Stabilisatie seksueel overdraagbare aandoeningen

11.04.2007 / 13:03 / Rubriek: Binnenland / Organisatie: Rivm

Rivm

http://www.rivm.nl

Het percentage mensen dat positief getest is voor een seksueel overdraagbare aandoening (soa) bij ggd'en en soa-poliklinieken lijkt niet meer toe te nemen. Het absolute aantal aangetroffen soa's blijft echter hoog. Dit blijkt uit de tussentijdse landelijke soa-cijfers over 2006 van het Rijksinstituut voor Volksgezondheid en Milieu (RIVM).

Het aantal mensen dat zich vorig jaar liet testen op een soa bij de ggd'en is met 10% toegenomen ten opzichte van 2005 tot 69.000. Het absolute aantal gevonden soa's is daardoor dus wel iets toegenomen. Een derde van degenen die in 2006 onderzocht werd, was jonger dan 25 jaar, iets meer dan de helft was man. Ruim een kwart van de mensen die zicht lieten testen waren mannen met homoseksuele contacten. Dit is vergelijkbaar met eerdere jaren.

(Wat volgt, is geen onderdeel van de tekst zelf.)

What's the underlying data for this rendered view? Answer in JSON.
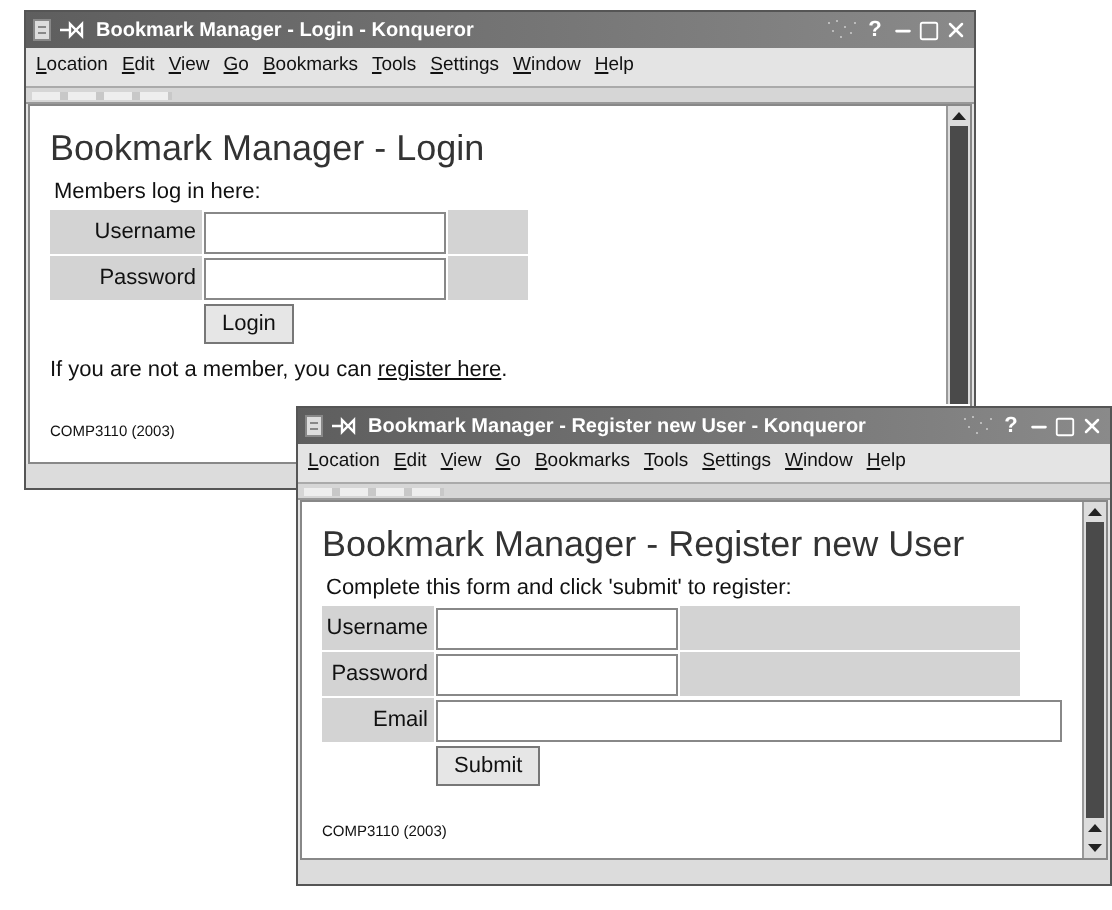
{
  "windows": [
    {
      "title": "Bookmark Manager - Login - Konqueror",
      "help_button": "?",
      "menu": [
        "Location",
        "Edit",
        "View",
        "Go",
        "Bookmarks",
        "Tools",
        "Settings",
        "Window",
        "Help"
      ],
      "page": {
        "heading": "Bookmark Manager - Login",
        "intro": "Members log in here:",
        "fields": [
          {
            "label": "Username",
            "kind": "short"
          },
          {
            "label": "Password",
            "kind": "short"
          }
        ],
        "button": "Login",
        "note": "If you are not a member, you can ",
        "link": "register here",
        "note_end": ".",
        "footer": "COMP3110 (2003)"
      }
    },
    {
      "title": "Bookmark Manager - Register new User - Konqueror",
      "help_button": "?",
      "menu": [
        "Location",
        "Edit",
        "View",
        "Go",
        "Bookmarks",
        "Tools",
        "Settings",
        "Window",
        "Help"
      ],
      "page": {
        "heading": "Bookmark Manager - Register new User",
        "intro": "Complete this form and click 'submit' to register:",
        "fields": [
          {
            "label": "Username",
            "kind": "short"
          },
          {
            "label": "Password",
            "kind": "short"
          },
          {
            "label": "Email",
            "kind": "wide"
          }
        ],
        "button": "Submit",
        "footer": "COMP3110 (2003)"
      }
    }
  ]
}
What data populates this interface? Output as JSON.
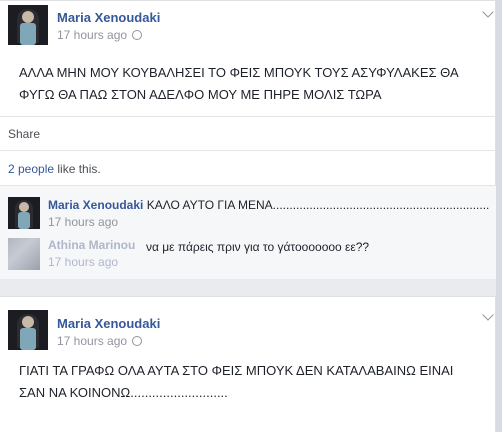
{
  "posts": [
    {
      "author": "Maria Xenoudaki",
      "time": "17 hours ago",
      "text": "ΑΛΛΑ ΜΗΝ ΜΟΥ ΚΟΥΒΑΛΗΣΕΙ ΤΟ ΦΕΙΣ ΜΠΟΥΚ ΤΟΥΣ ΑΣΥΦΥΛΑΚΕΣ ΘΑ\nΦΥΓΩ ΘΑ ΠΑΩ ΣΤΟΝ ΑΔΕΛΦΟ ΜΟΥ ΜΕ ΠΗΡΕ ΜΟΛΙΣ ΤΩΡΑ",
      "share_label": "Share",
      "likes_count": "2 people",
      "likes_suffix": " like this.",
      "comments": [
        {
          "author": "Maria Xenoudaki",
          "text": "ΚΑΛΟ ΑΥΤΟ ΓΙΑ ΜΕΝΑ.................................................................",
          "time": "17 hours ago"
        },
        {
          "author": "Athina Marinou",
          "text": "να με πάρεις πριν για το γάτοοοοοοο εε??",
          "time": "17 hours ago"
        }
      ]
    },
    {
      "author": "Maria Xenoudaki",
      "time": "17 hours ago",
      "text": "ΓΙΑΤΙ ΤΑ ΓΡΑΦΩ ΟΛΑ ΑΥΤΑ ΣΤΟ ΦΕΙΣ ΜΠΟΥΚ ΔΕΝ ΚΑΤΑΛΑΒΑΙΝΩ ΕΙΝΑΙ\nΣΑΝ ΝΑ ΚΟΙΝΟΝΩ..........................."
    }
  ],
  "icons": {
    "privacy": "globe-icon",
    "menu": "chevron-down-icon"
  },
  "colors": {
    "link": "#365899",
    "meta": "#90949c",
    "background": "#e9ebee"
  }
}
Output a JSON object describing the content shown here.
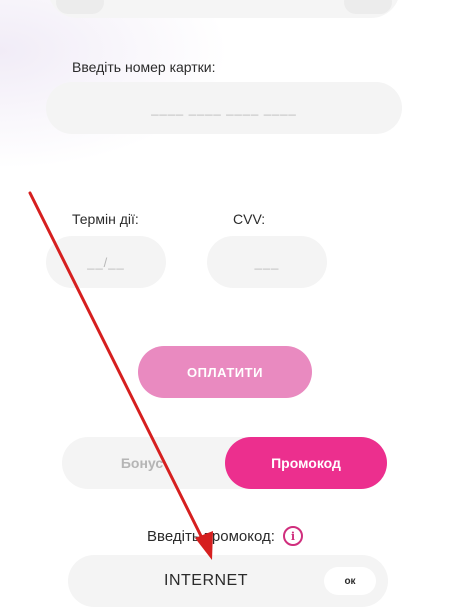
{
  "card": {
    "number_label": "Введіть номер картки:",
    "number_placeholder": "____  ____  ____  ____",
    "expiry_label": "Термін дії:",
    "expiry_placeholder": "__/__",
    "cvv_label": "CVV:",
    "cvv_placeholder": "___"
  },
  "pay_button_label": "ОПЛАТИТИ",
  "toggle": {
    "bonus_label": "Бонус",
    "promo_label": "Промокод",
    "selected": "Промокод"
  },
  "promo": {
    "label": "Введіть промокод:",
    "info_icon_glyph": "i",
    "value": "INTERNET",
    "ok_label": "ок"
  },
  "colors": {
    "accent": "#ec2f8e",
    "pay_button": "#e98ac0",
    "field_bg": "#f4f4f4",
    "annotation_arrow": "#d61f1f"
  },
  "icons": {
    "info": "info-icon",
    "annotation": "red-arrow-annotation"
  }
}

Zowel bij mannen die seks hebben met mannen als bij heteroseksuelen zijn vergelijkbare trends te zien. Voor syfilis en hiv is zowel het absolute aantal infecties als het percentage mensen dat positief is getest afgenomen. Bij chlamydia en gonorroe nam het aantal infecties toe, maar het percentage mensen dat positief is getest was min of meer stabiel.

Van mannen die seks hebben met mannen testte ruim 10% van de onderzochte personen positief voor gonorroe. Ook 10% testte positief voor chlamydia. Bij meer dan 5% werd syfilis vastgesteld, en 3% had een positieve uitslag voor hiv. In totaal testte 22% van deze groep bezoekers positief voor één of meer van deze soa's.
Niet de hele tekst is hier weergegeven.